Le rideau ne s’ouvre pas – car il n’y en a pas. Car la scénographie, audacieuse, liait ciel et son : nébuleuses, constellations, spirales stellaires surgissaient, métamorphosées par intelligence artificielle. L’idée était simple, mais bouleversante : dire que la polyphonie de Bach est une architecture cosmique. Et lorsque s’éleva le premier Kyrie, le silence de la salle devint une matière palpable. Deux chœurs spatialisés parmi le parterre se répondaient comme des astres jumeaux. On ne « recevait » pas la musique : on la traversait. Dans le Christe eleison, un frisson madrigalesque. Puis, soudain, le jaillissement solaire du Gloria : trompettes éclatantes, cordes souples, chœur suspendu entre jubilation et prière.

Il fallait un chef pour orchestrer ce vertige. Alarcón dirigeait sans partition. Tout est en lui depuis Bariloche, où il découvrit Bach enfant, face aux lacs glacés et au silence des montagnes de la Patagonie argentine. Son geste ? Souple, ample, mais d’une précision d’orfèvre. Une main sculpte les dynamiques, l’autre module l’espace. Il respire avec la fugue, donne aux strette leur urgence sans dureté, aux arias leur tendresse sans mièvrerie. Rien de muséal : la vie partout.

Et quelle distribution ! Ying Fang, cristal suspendu, et Alice Coote, mezzo tellurique, fondent leurs timbres dans un Et in unum Dominum ciselé comme une miniature. Muse du chef, Mariana Flores illumine le Laudamus Te de vocalises perlées. Bernard Richter, ténor solaire, modèle l’Et in Spiritum Sanctum avec un legato ductile, presque mozartien. Benjamin Appl, baryton profond, sculpte le Quoniam comme un bas-relief sonore, entouré d’un trio de cors et basson d’une noblesse rustique. Puis vient ce moment suspendu : le Benedictus. Alarcón s’assoit en tailleur, cède la scène à la flûte et à Richter. Geste d’humilité, silence sacré. La musique ne s’entend plus : elle se respire.

Enfin, l’ultime choral : Dona nobis pacem. Trois mots qui sonnent comme un viatique dans ce monde fragmenté. Ovation debout, tonnerre d’applaudissements. Et soudain, miracle : le bis. Oui, ils rejouent le Dona nobis pacem, mais comme un souffle, un murmure universel. Une prière pour notre temps.

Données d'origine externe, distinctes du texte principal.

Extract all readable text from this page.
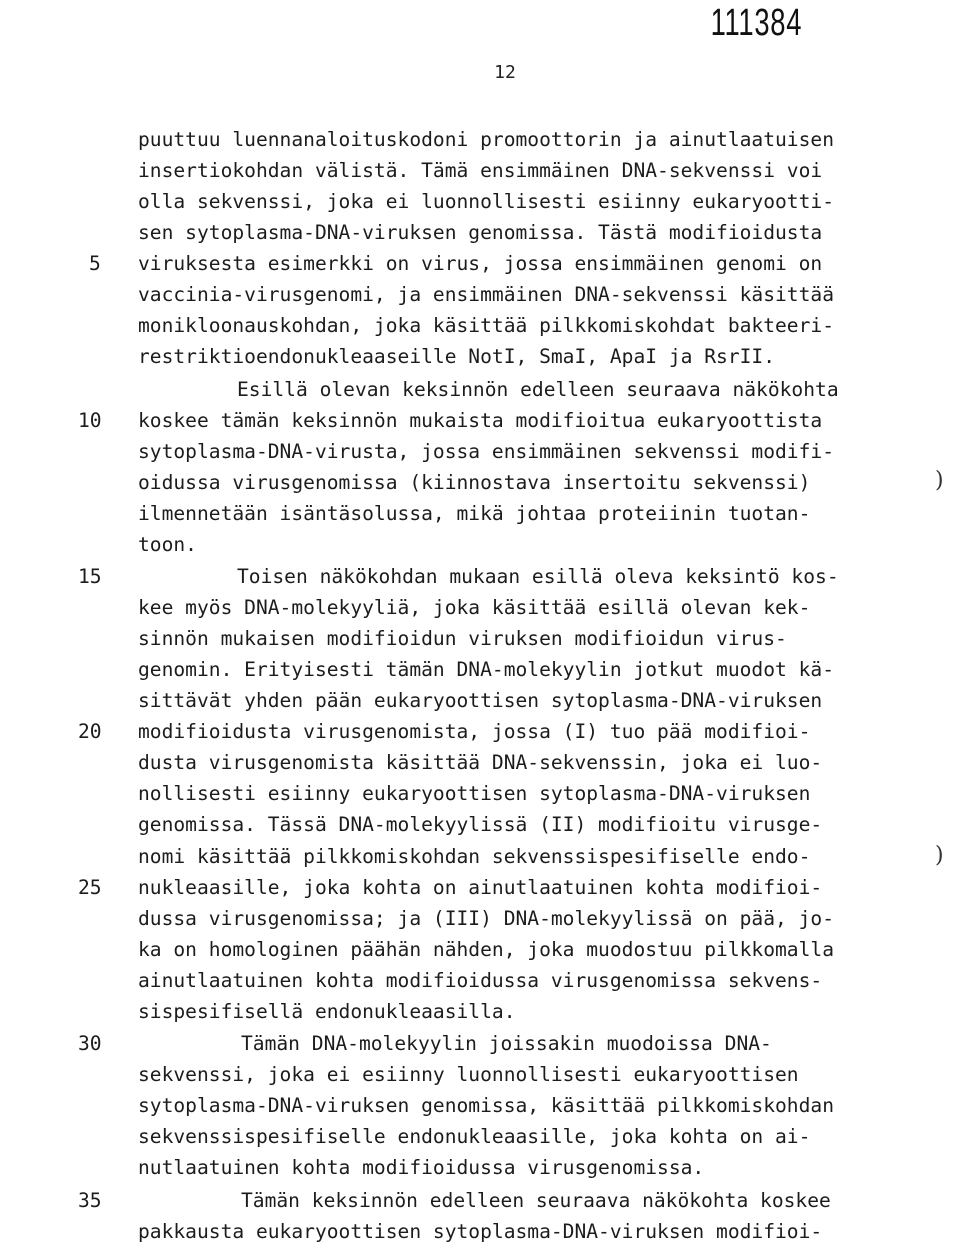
111384
12
puuttuu luennanaloituskodoni promoottorin ja ainutlaatuisen
insertiokohdan välistä. Tämä ensimmäinen DNA-sekvenssi voi
olla sekvenssi, joka ei luonnollisesti esiinny eukaryootti-
sen sytoplasma-DNA-viruksen genomissa. Tästä modifioidusta
viruksesta esimerkki on virus, jossa ensimmäinen genomi on
vaccinia-virusgenomi, ja ensimmäinen DNA-sekvenssi käsittää
monikloonauskohdan, joka käsittää pilkkomiskohdat bakteeri-
restriktioendonukleaaseille NotI, SmaI, ApaI ja RsrII.
Esillä olevan keksinnön edelleen seuraava näkökohta
koskee tämän keksinnön mukaista modifioitua eukaryoottista
sytoplasma-DNA-virusta, jossa ensimmäinen sekvenssi modifi-
oidussa virusgenomissa (kiinnostava insertoitu sekvenssi)
ilmennetään isäntäsolussa, mikä johtaa proteiinin tuotan-
toon.
Toisen näkökohdan mukaan esillä oleva keksintö kos-
kee myös DNA-molekyyliä, joka käsittää esillä olevan kek-
sinnön mukaisen modifioidun viruksen modifioidun virus-
genomin. Erityisesti tämän DNA-molekyylin jotkut muodot kä-
sittävät yhden pään eukaryoottisen sytoplasma-DNA-viruksen
modifioidusta virusgenomista, jossa (I) tuo pää modifioi-
dusta virusgenomista käsittää DNA-sekvenssin, joka ei luo-
nollisesti esiinny eukaryoottisen sytoplasma-DNA-viruksen
genomissa. Tässä DNA-molekyylissä (II) modifioitu virusge-
nomi käsittää pilkkomiskohdan sekvenssispesifiselle endo-
nukleaasille, joka kohta on ainutlaatuinen kohta modifioi-
dussa virusgenomissa; ja (III) DNA-molekyylissä on pää, jo-
ka on homologinen päähän nähden, joka muodostuu pilkkomalla
ainutlaatuinen kohta modifioidussa virusgenomissa sekvens-
sispesifisellä endonukleaasilla.
Tämän DNA-molekyylin joissakin muodoissa DNA-
sekvenssi, joka ei esiinny luonnollisesti eukaryoottisen
sytoplasma-DNA-viruksen genomissa, käsittää pilkkomiskohdan
sekvenssispesifiselle endonukleaasille, joka kohta on ai-
nutlaatuinen kohta modifioidussa virusgenomissa.
Tämän keksinnön edelleen seuraava näkökohta koskee
pakkausta eukaryoottisen sytoplasma-DNA-viruksen modifioi-
5
10
15
20
25
30
35
)
)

Et Verbier, dans tout cela ? C’est cette alchimie rare qui permet à de tels instants d’advenir. Deux jours avant, la Salle des Combins résonnait des éclats véristes : Bryn Terfel cabotinait avec gourmandise dans Gianni Schicchi avant de plonger dans la tragédie de Cavalleria Rusticana, porté par des projections siciliennes et le martèlement de la pluie, acoustique primitive ajoutée au drame. Le matin, Roman Borisov – 23 ans – distillait un Medtner lumineux et un Bolcom syncopé dans l’église baignée de clarté, avant un bis tendre, Canzona serenata. La veille, Benjamin Appl confiait son hommage à Dietrich Fischer-Dieskau, entre lieders et mémoires privés partagés devant son autoportrait. Plus tard, au cinéma, le groove incandescent de The Amy Winehouse Band embrasait la nuit. Voilà Verbier : un kaléidoscope où la fugue croise la pop, où la cantate tutoie le jazz, où la jeunesse apprend son métier à deux pas des maîtres.

En sortant, la pluie avait cessé. Les cimes laissaient percer un fragment de ciel. Je me suis souvenu de ma première venue ; déjà Verbier me paraissait un monde à part. Ce soir, sous ces étoiles retrouvées, il me semblait que la phrase de Carl Sagan s’écrivait en musique : nous avons envoyé Bach, et c’est encore peu dire. Dona nobis pacem – donne-nous la paix. Plus qu’un bis : un appel à l’humanité.